So what is
in the pending healthcare bill? Nobody
really knows -- not even the people who are writing it -- except that it's bound to contain a bad mix of bureaucracy
and horse trading
Roughly seven and a half years ago, Mike Pence
--now Vice President
of the United States -- tweeted: "It's simply wrong for legislation that'll affect 100% of the American people to be negotiated behind closed doors
." There was a reason the Democrats
negotiated much of the substance of Obamacare
in closed-door meetings. It was because they didn't want the public
to see members of Congress
having their votes blatantly bought by largess for their districts and favors for their friends. Most famously, Bernie Sanders
' vote was cajoled by the addition of $10 billion for health clinics in Vermont
, a benefit not extended to, quite frankly, much needier states. The Republicans
simply put this on steroids for their own healthcare drafting process. This is in a sense similar to what happened with the judges. Democrats were miffed that Republicans were stonewalling Obama Cabinet nominees, so they changed the rules to eliminate the filibuster for them, allowing nominees to pass with 51 votes. Then the Republicans turned around and extended that to Supreme Court nominees as well. The same now goes for lawmaking -- the Republicans have simply taken the process the Democrats carried out, dispensed with the hearings (which are, often, simply a formality or public relations exercise, and contrary to appearances have far less influence on the final outcome of legislation than lobbyists acting in private) and kept the entire process
behind closed doors.
And what is it that's going on behind closed doors?
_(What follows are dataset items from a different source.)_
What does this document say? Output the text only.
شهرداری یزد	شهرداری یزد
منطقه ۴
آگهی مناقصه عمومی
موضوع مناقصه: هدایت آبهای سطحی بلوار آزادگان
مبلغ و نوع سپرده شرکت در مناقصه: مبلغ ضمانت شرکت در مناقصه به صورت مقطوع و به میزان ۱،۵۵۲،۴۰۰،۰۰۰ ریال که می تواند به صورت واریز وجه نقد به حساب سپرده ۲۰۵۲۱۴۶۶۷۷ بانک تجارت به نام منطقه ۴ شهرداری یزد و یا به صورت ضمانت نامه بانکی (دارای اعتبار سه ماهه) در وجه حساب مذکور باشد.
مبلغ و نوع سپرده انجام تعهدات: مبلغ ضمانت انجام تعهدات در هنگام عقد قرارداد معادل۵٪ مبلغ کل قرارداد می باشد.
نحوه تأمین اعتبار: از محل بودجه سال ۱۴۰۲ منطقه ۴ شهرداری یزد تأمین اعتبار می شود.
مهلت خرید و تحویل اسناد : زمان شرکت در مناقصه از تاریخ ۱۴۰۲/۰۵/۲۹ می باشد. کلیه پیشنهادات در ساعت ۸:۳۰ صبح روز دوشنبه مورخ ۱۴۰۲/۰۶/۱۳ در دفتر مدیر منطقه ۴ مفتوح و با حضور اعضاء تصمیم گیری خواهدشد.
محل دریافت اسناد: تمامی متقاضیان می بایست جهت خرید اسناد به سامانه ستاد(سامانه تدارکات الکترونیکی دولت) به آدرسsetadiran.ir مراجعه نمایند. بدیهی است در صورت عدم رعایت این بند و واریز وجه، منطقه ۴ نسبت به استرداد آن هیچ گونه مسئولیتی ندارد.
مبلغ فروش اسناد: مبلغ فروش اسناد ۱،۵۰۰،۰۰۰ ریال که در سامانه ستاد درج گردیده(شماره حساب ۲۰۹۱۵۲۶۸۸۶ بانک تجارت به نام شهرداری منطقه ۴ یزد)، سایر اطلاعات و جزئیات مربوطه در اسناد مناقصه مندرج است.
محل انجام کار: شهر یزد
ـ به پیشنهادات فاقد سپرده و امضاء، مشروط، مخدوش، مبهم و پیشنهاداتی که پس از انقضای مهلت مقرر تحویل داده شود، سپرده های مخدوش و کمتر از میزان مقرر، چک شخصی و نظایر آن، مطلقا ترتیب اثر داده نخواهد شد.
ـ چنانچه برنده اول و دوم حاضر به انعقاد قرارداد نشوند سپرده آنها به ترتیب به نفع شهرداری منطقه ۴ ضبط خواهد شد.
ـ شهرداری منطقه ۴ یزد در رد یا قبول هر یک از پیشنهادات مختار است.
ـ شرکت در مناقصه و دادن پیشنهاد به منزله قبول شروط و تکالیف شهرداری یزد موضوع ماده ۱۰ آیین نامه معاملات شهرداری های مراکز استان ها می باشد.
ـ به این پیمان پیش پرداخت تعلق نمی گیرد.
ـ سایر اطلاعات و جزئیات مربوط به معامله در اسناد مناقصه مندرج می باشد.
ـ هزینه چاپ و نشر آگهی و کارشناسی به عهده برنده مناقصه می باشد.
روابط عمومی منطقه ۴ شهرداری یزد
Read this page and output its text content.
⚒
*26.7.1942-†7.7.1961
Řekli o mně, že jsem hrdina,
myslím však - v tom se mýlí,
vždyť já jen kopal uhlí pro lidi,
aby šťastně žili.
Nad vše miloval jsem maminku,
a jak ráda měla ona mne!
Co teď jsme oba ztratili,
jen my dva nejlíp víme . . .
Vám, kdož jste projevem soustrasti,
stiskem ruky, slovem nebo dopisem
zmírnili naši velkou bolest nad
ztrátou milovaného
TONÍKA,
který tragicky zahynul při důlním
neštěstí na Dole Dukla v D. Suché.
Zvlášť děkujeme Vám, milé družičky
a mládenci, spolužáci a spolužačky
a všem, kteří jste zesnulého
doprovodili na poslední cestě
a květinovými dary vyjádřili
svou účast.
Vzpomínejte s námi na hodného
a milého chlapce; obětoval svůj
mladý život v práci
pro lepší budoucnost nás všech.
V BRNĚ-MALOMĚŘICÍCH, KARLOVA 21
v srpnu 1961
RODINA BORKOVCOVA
In this instance, the Republicans have a preciously slim 52-vote majority
in the Senate
-- something of an odd position to be in. The "majority rules" atmosphere means that this slim margin gives the Republicans absolute control over what Congress does, but only insofar as they can bring their party together. If all of the Republicans can get behind something, then Democrats are literally powerless to do anything about it. But this means as well that every single Republican knows that they can gum up this bill by not voting for it, and those who have something to gain by forcing the buying of their vote will be glad to do so. And that means earmarks, pork projects, little extras stuffed in to the benefit of one especially big campaign donor or another. And this doesn't even mean spending necessarily. For the purists, we don't know what if anything it does about contentious social issues like contraception
, medical rights of gay couples, or religious objections to various medical procedures. For the less pure, there are myriad manipulations of legislation available. For example, if a Senator has a buddy who owns a hospital which happens to have, let's just throw out there, an extra-large storage room for urine samples. That Senator will then get put in the bill a requirement that some certain kind of funding can only go to hospitals with a storage room for urine samples of X size (which just happens to include his buddy's hospital, and exclude its competitors). Rationalization for arbitrary and meaningless measures like this can easily be dreamed up after the fact. And it is really this sort of favor-buying which makes bills like these a bureaucratic mess, more than any effort to legitimately improve access to markets or the like.
So what will be in this bill? It will undoubtedly clock a book's worth of pages into which such provisions are well hid. So we might not know for years down the road. By which time, things always being cyclical, the other party will have taken over again and reversed this with whatever their new, similarly bought program is.